Economic and fiscal limitations are most daunting. The Palestinian economy is dependent on access to Israeli markets and ports; the budget is dependent on taxes on entering goods that are actually collected by Israel as well as on foreign assistance. Hamas's victory has faced Palestinian society with the loss of all of these vital sources of economic growth and government revenues. To date Hamas has yet to deliver on a solution beyond a variety of slogans including tightening belts, eliminating the abuse of public funds, donations from friendly Arab and Muslim states, economic self-reliance, and greater economic integration with surrounding Arab states. When queried on their solution to the dire fiscal crisis, government leaders are easily able to identify actions others should take but indicate no practical solutions of their own.

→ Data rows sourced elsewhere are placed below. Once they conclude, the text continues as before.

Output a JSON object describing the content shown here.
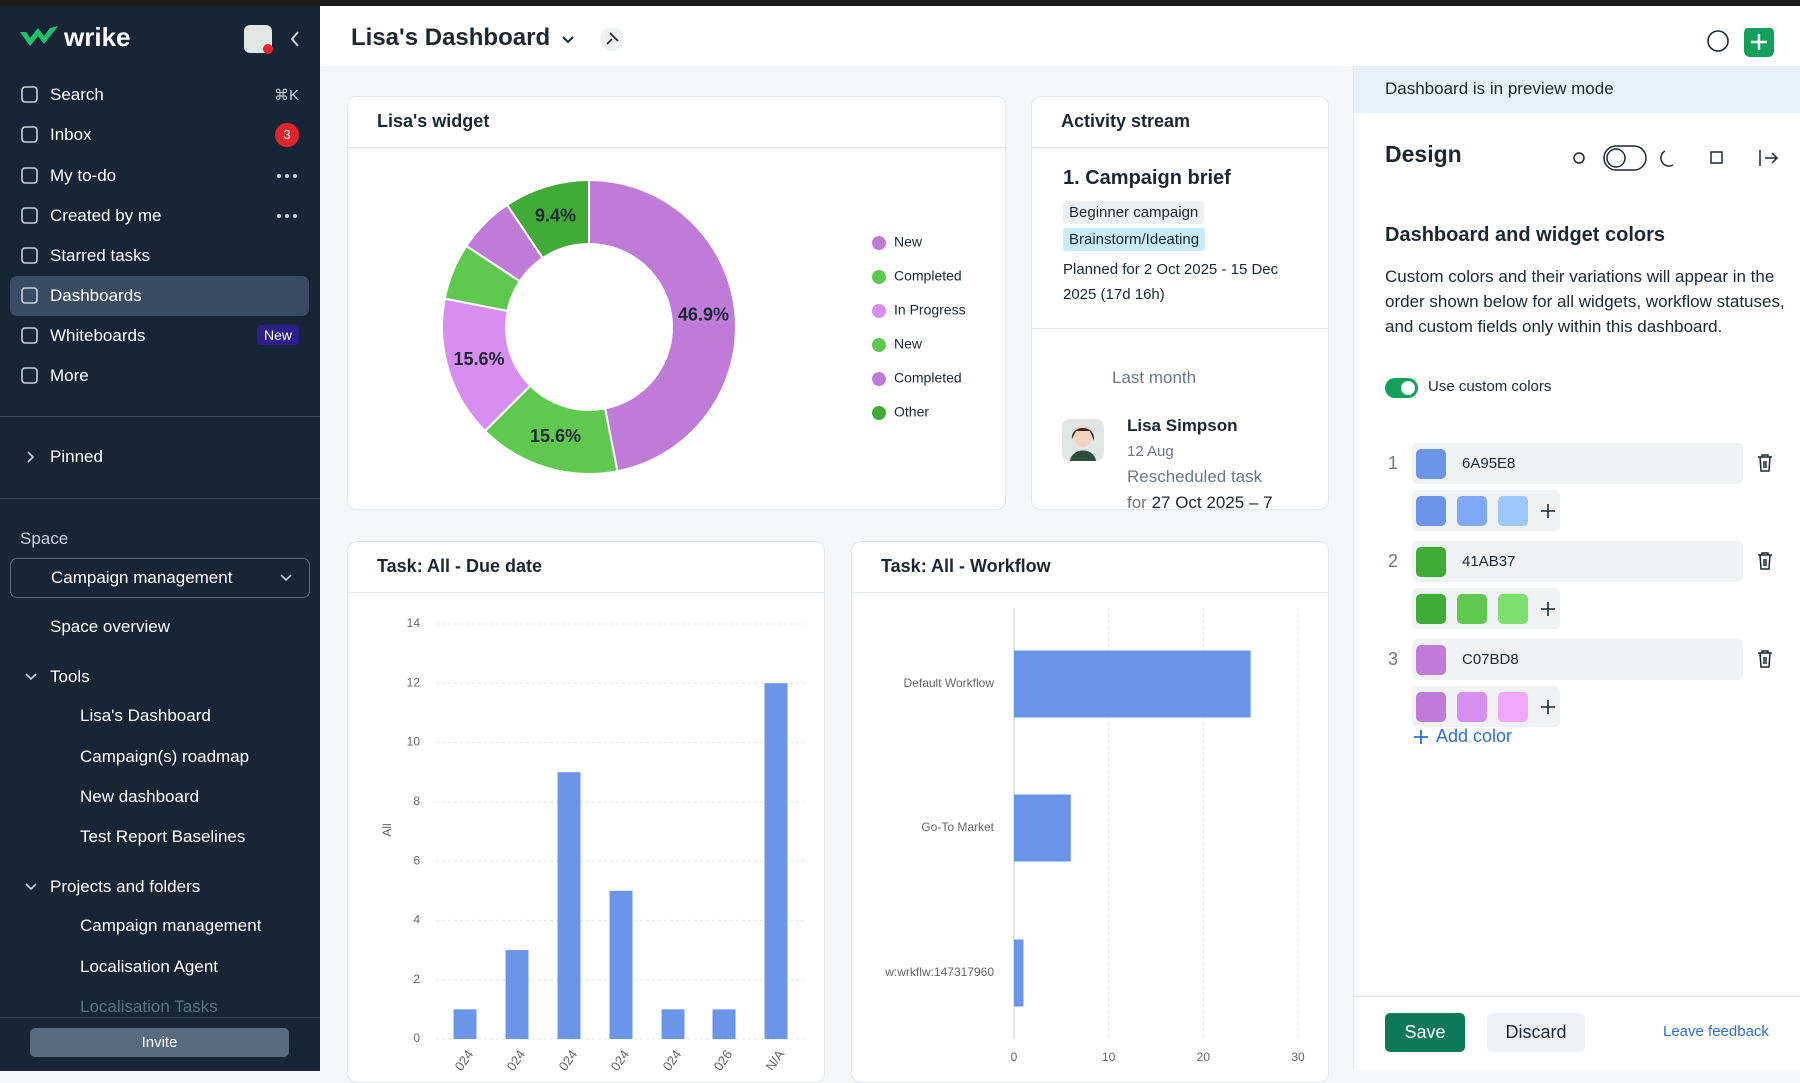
{
  "sidebar": {
    "logo": "wrike",
    "nav": [
      {
        "label": "Search",
        "shortcut": "⌘K"
      },
      {
        "label": "Inbox",
        "badge": "3"
      },
      {
        "label": "My to-do"
      },
      {
        "label": "Created by me"
      },
      {
        "label": "Starred tasks"
      },
      {
        "label": "Dashboards"
      },
      {
        "label": "Whiteboards",
        "badge": "New"
      },
      {
        "label": "More"
      }
    ],
    "pinned": "Pinned",
    "space_heading": "Space",
    "space": "Campaign management",
    "space_overview": "Space overview",
    "tools": {
      "label": "Tools",
      "items": [
        "Lisa's Dashboard",
        "Campaign(s) roadmap",
        "New dashboard",
        "Test Report Baselines"
      ]
    },
    "projects": {
      "label": "Projects and folders",
      "items": [
        "Campaign management",
        "Localisation Agent",
        "Localisation Tasks"
      ]
    },
    "invite": "Invite"
  },
  "header": {
    "title": "Lisa's Dashboard"
  },
  "activity": {
    "title": "Activity stream",
    "task": "1. Campaign brief",
    "tags": [
      "Beginner campaign",
      "Brainstorm/Ideating"
    ],
    "planned": "Planned for 2 Oct 2025 - 15 Dec 2025 (17d 16h)",
    "period": "Last month",
    "entry": {
      "user": "Lisa Simpson",
      "date": "12 Aug",
      "action": "Rescheduled task",
      "detail_prefix": "for",
      "detail": "27 Oct 2025 – 7"
    }
  },
  "chart_data": [
    {
      "type": "pie",
      "title": "Lisa's widget",
      "categories": [
        "New",
        "Completed",
        "In Progress",
        "New",
        "Completed",
        "Other"
      ],
      "values": [
        46.9,
        15.6,
        15.6,
        6.2,
        6.3,
        9.4
      ],
      "value_labels": [
        "46.9%",
        "15.6%",
        "15.6%",
        null,
        null,
        "9.4%"
      ],
      "colors": [
        "#C07BD8",
        "#5FC94F",
        "#D78EF0",
        "#5FC94F",
        "#C07BD8",
        "#41AB37"
      ]
    },
    {
      "type": "bar",
      "title": "Task: All - Due date",
      "y_label": "All",
      "categories": [
        "024",
        "024",
        "024",
        "024",
        "024",
        "026",
        "N/A"
      ],
      "values": [
        1,
        3,
        9,
        5,
        1,
        1,
        12
      ],
      "color": "#6A95E8",
      "ylim": [
        0,
        14
      ],
      "yticks": [
        0,
        2,
        4,
        6,
        8,
        10,
        12,
        14
      ],
      "grid": true
    },
    {
      "type": "barh",
      "title": "Task: All - Workflow",
      "categories": [
        "Default Workflow",
        "Go-To Market",
        "w:wrkflw:147317960"
      ],
      "values": [
        25,
        6,
        1
      ],
      "color": "#6A95E8",
      "xlim": [
        0,
        30
      ],
      "xticks": [
        0,
        10,
        20,
        30
      ],
      "grid": true
    }
  ],
  "design": {
    "banner": "Dashboard is in preview mode",
    "title": "Design",
    "section": "Dashboard and widget colors",
    "description": "Custom colors and their variations will appear in the order shown below for all widgets, workflow statuses, and custom fields only within this dashboard.",
    "toggle": "Use custom colors",
    "colors": [
      {
        "index": 1,
        "hex": "6A95E8",
        "variations": [
          "#6A95E8",
          "#7FA8F5",
          "#9CC8FA"
        ]
      },
      {
        "index": 2,
        "hex": "41AB37",
        "variations": [
          "#41AB37",
          "#5FC94F",
          "#7EE06E"
        ]
      },
      {
        "index": 3,
        "hex": "C07BD8",
        "variations": [
          "#C07BD8",
          "#D78EF0",
          "#F0A6FA"
        ]
      }
    ],
    "add": "Add color",
    "save": "Save",
    "discard": "Discard",
    "feedback": "Leave feedback"
  }
}
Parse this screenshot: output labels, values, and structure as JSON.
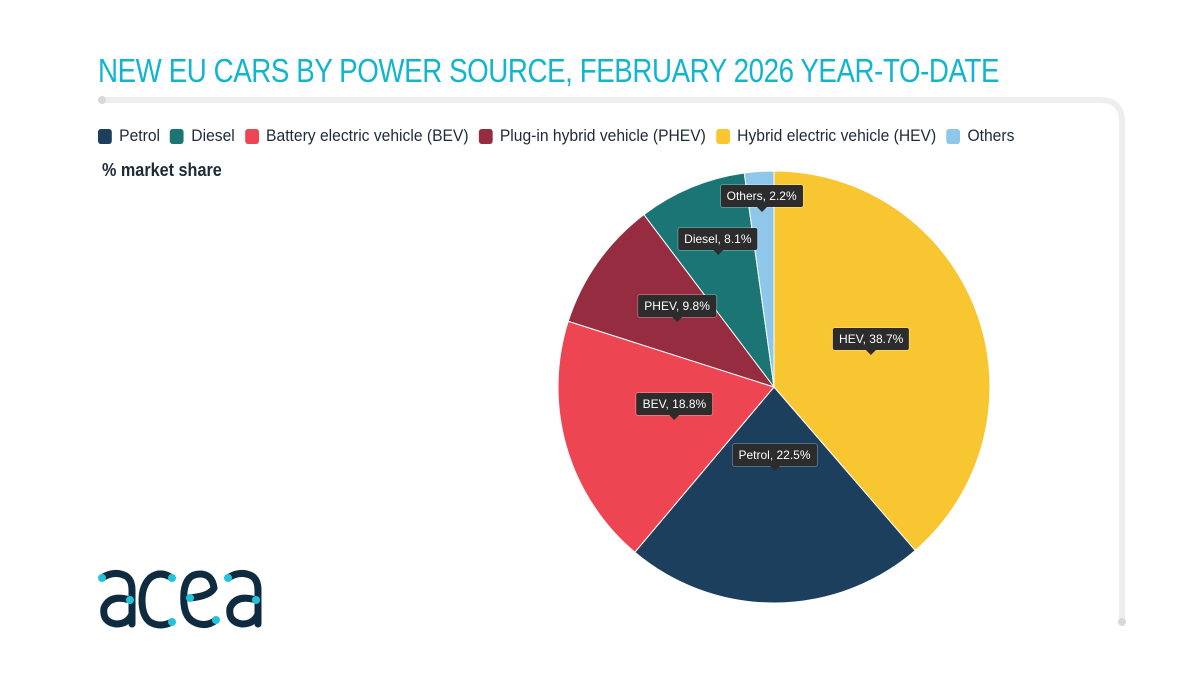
{
  "title": "NEW EU CARS BY POWER SOURCE, FEBRUARY 2026 YEAR-TO-DATE",
  "subtitle": "% market share",
  "logo_text": "acea",
  "colors": {
    "title": "#12b5cf",
    "frame": "#eeeeee"
  },
  "chart_data": {
    "type": "pie",
    "title": "NEW EU CARS BY POWER SOURCE, FEBRUARY 2026 YEAR-TO-DATE",
    "unit": "% market share",
    "legend": [
      "Petrol",
      "Diesel",
      "Battery electric vehicle (BEV)",
      "Plug-in hybrid vehicle (PHEV)",
      "Hybrid electric vehicle (HEV)",
      "Others"
    ],
    "legend_placement": "top",
    "slices": [
      {
        "legend": "Hybrid electric vehicle (HEV)",
        "label": "HEV, 38.7%",
        "value": 38.7,
        "color": "#f8c630"
      },
      {
        "legend": "Petrol",
        "label": "Petrol, 22.5%",
        "value": 22.5,
        "color": "#1c3f5e"
      },
      {
        "legend": "Battery electric vehicle (BEV)",
        "label": "BEV, 18.8%",
        "value": 18.8,
        "color": "#ee4553"
      },
      {
        "legend": "Plug-in hybrid vehicle (PHEV)",
        "label": "PHEV, 9.8%",
        "value": 9.8,
        "color": "#952c40"
      },
      {
        "legend": "Diesel",
        "label": "Diesel, 8.1%",
        "value": 8.1,
        "color": "#1b7575"
      },
      {
        "legend": "Others",
        "label": "Others, 2.2%",
        "value": 2.2,
        "color": "#8ec7ea"
      }
    ]
  }
}
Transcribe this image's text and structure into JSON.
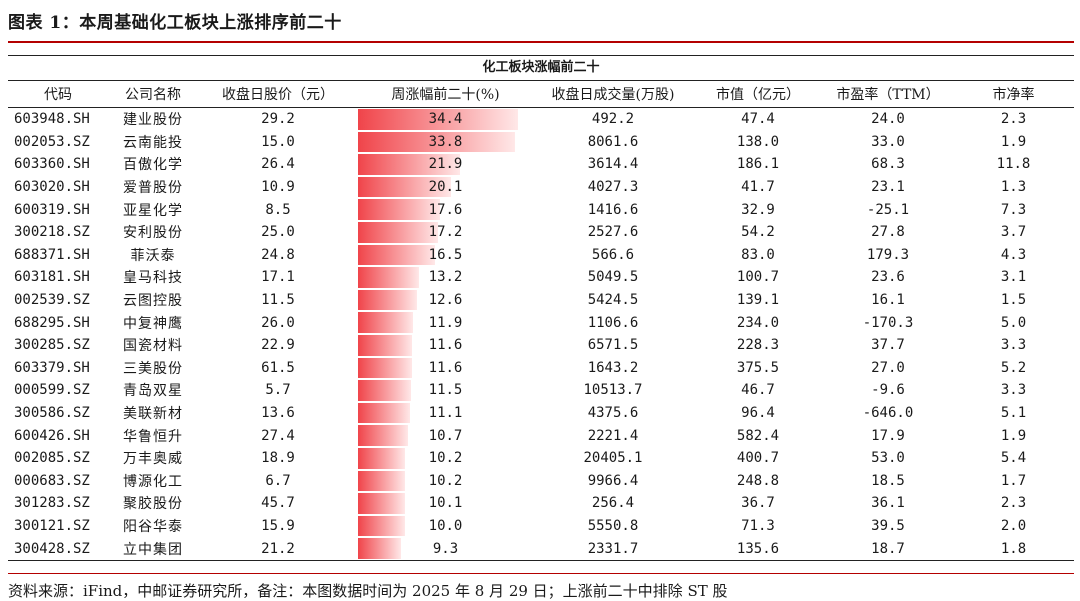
{
  "title": "图表 1：本周基础化工板块上涨排序前二十",
  "table_title": "化工板块涨幅前二十",
  "headers": {
    "code": "代码",
    "name": "公司名称",
    "close": "收盘日股价（元）",
    "weekly": "周涨幅前二十(%)",
    "volume": "收盘日成交量(万股)",
    "mcap": "市值（亿元）",
    "pe": "市盈率（TTM）",
    "pb": "市净率"
  },
  "rows": [
    {
      "code": "603948.SH",
      "name": "建业股份",
      "close": "29.2",
      "weekly": "34.4",
      "volume": "492.2",
      "mcap": "47.4",
      "pe": "24.0",
      "pb": "2.3",
      "pct": 34.4
    },
    {
      "code": "002053.SZ",
      "name": "云南能投",
      "close": "15.0",
      "weekly": "33.8",
      "volume": "8061.6",
      "mcap": "138.0",
      "pe": "33.0",
      "pb": "1.9",
      "pct": 33.8
    },
    {
      "code": "603360.SH",
      "name": "百傲化学",
      "close": "26.4",
      "weekly": "21.9",
      "volume": "3614.4",
      "mcap": "186.1",
      "pe": "68.3",
      "pb": "11.8",
      "pct": 21.9
    },
    {
      "code": "603020.SH",
      "name": "爱普股份",
      "close": "10.9",
      "weekly": "20.1",
      "volume": "4027.3",
      "mcap": "41.7",
      "pe": "23.1",
      "pb": "1.3",
      "pct": 20.1
    },
    {
      "code": "600319.SH",
      "name": "亚星化学",
      "close": "8.5",
      "weekly": "17.6",
      "volume": "1416.6",
      "mcap": "32.9",
      "pe": "-25.1",
      "pb": "7.3",
      "pct": 17.6
    },
    {
      "code": "300218.SZ",
      "name": "安利股份",
      "close": "25.0",
      "weekly": "17.2",
      "volume": "2527.6",
      "mcap": "54.2",
      "pe": "27.8",
      "pb": "3.7",
      "pct": 17.2
    },
    {
      "code": "688371.SH",
      "name": "菲沃泰",
      "close": "24.8",
      "weekly": "16.5",
      "volume": "566.6",
      "mcap": "83.0",
      "pe": "179.3",
      "pb": "4.3",
      "pct": 16.5
    },
    {
      "code": "603181.SH",
      "name": "皇马科技",
      "close": "17.1",
      "weekly": "13.2",
      "volume": "5049.5",
      "mcap": "100.7",
      "pe": "23.6",
      "pb": "3.1",
      "pct": 13.2
    },
    {
      "code": "002539.SZ",
      "name": "云图控股",
      "close": "11.5",
      "weekly": "12.6",
      "volume": "5424.5",
      "mcap": "139.1",
      "pe": "16.1",
      "pb": "1.5",
      "pct": 12.6
    },
    {
      "code": "688295.SH",
      "name": "中复神鹰",
      "close": "26.0",
      "weekly": "11.9",
      "volume": "1106.6",
      "mcap": "234.0",
      "pe": "-170.3",
      "pb": "5.0",
      "pct": 11.9
    },
    {
      "code": "300285.SZ",
      "name": "国瓷材料",
      "close": "22.9",
      "weekly": "11.6",
      "volume": "6571.5",
      "mcap": "228.3",
      "pe": "37.7",
      "pb": "3.3",
      "pct": 11.6
    },
    {
      "code": "603379.SH",
      "name": "三美股份",
      "close": "61.5",
      "weekly": "11.6",
      "volume": "1643.2",
      "mcap": "375.5",
      "pe": "27.0",
      "pb": "5.2",
      "pct": 11.6
    },
    {
      "code": "000599.SZ",
      "name": "青岛双星",
      "close": "5.7",
      "weekly": "11.5",
      "volume": "10513.7",
      "mcap": "46.7",
      "pe": "-9.6",
      "pb": "3.3",
      "pct": 11.5
    },
    {
      "code": "300586.SZ",
      "name": "美联新材",
      "close": "13.6",
      "weekly": "11.1",
      "volume": "4375.6",
      "mcap": "96.4",
      "pe": "-646.0",
      "pb": "5.1",
      "pct": 11.1
    },
    {
      "code": "600426.SH",
      "name": "华鲁恒升",
      "close": "27.4",
      "weekly": "10.7",
      "volume": "2221.4",
      "mcap": "582.4",
      "pe": "17.9",
      "pb": "1.9",
      "pct": 10.7
    },
    {
      "code": "002085.SZ",
      "name": "万丰奥威",
      "close": "18.9",
      "weekly": "10.2",
      "volume": "20405.1",
      "mcap": "400.7",
      "pe": "53.0",
      "pb": "5.4",
      "pct": 10.2
    },
    {
      "code": "000683.SZ",
      "name": "博源化工",
      "close": "6.7",
      "weekly": "10.2",
      "volume": "9966.4",
      "mcap": "248.8",
      "pe": "18.5",
      "pb": "1.7",
      "pct": 10.2
    },
    {
      "code": "301283.SZ",
      "name": "聚胶股份",
      "close": "45.7",
      "weekly": "10.1",
      "volume": "256.4",
      "mcap": "36.7",
      "pe": "36.1",
      "pb": "2.3",
      "pct": 10.1
    },
    {
      "code": "300121.SZ",
      "name": "阳谷华泰",
      "close": "15.9",
      "weekly": "10.0",
      "volume": "5550.8",
      "mcap": "71.3",
      "pe": "39.5",
      "pb": "2.0",
      "pct": 10.0
    },
    {
      "code": "300428.SZ",
      "name": "立中集团",
      "close": "21.2",
      "weekly": "9.3",
      "volume": "2331.7",
      "mcap": "135.6",
      "pe": "18.7",
      "pb": "1.8",
      "pct": 9.3
    }
  ],
  "bar_max": 34.4,
  "source": "资料来源：iFind，中邮证券研究所，备注：本图数据时间为 2025 年 8 月 29 日；上涨前二十中排除 ST 股"
}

In addition, it is not clear how long the lull in Israeli-Palestinian violence can survive the stubborn Hamas refusal to soften its position and the Israeli determination to pursue a unilateral solution in the absence of negotiations. Last month's Israeli raid on Jericho and the Hamas pledge not to suppress anti-Israeli violence by other Palestinian factions suggest that Palestinian electoral democracy is threatened less by Hamas's uncertain democratic credentials—indeed the party's rhetoric and positions are probably more democratic than those of any other ruling party in the Arab world—and more by the conflict with Israel, which its electoral victory has greatly deepened.

Nathan J. Brown is a senior associate at the Carnegie Endowment for International Peace.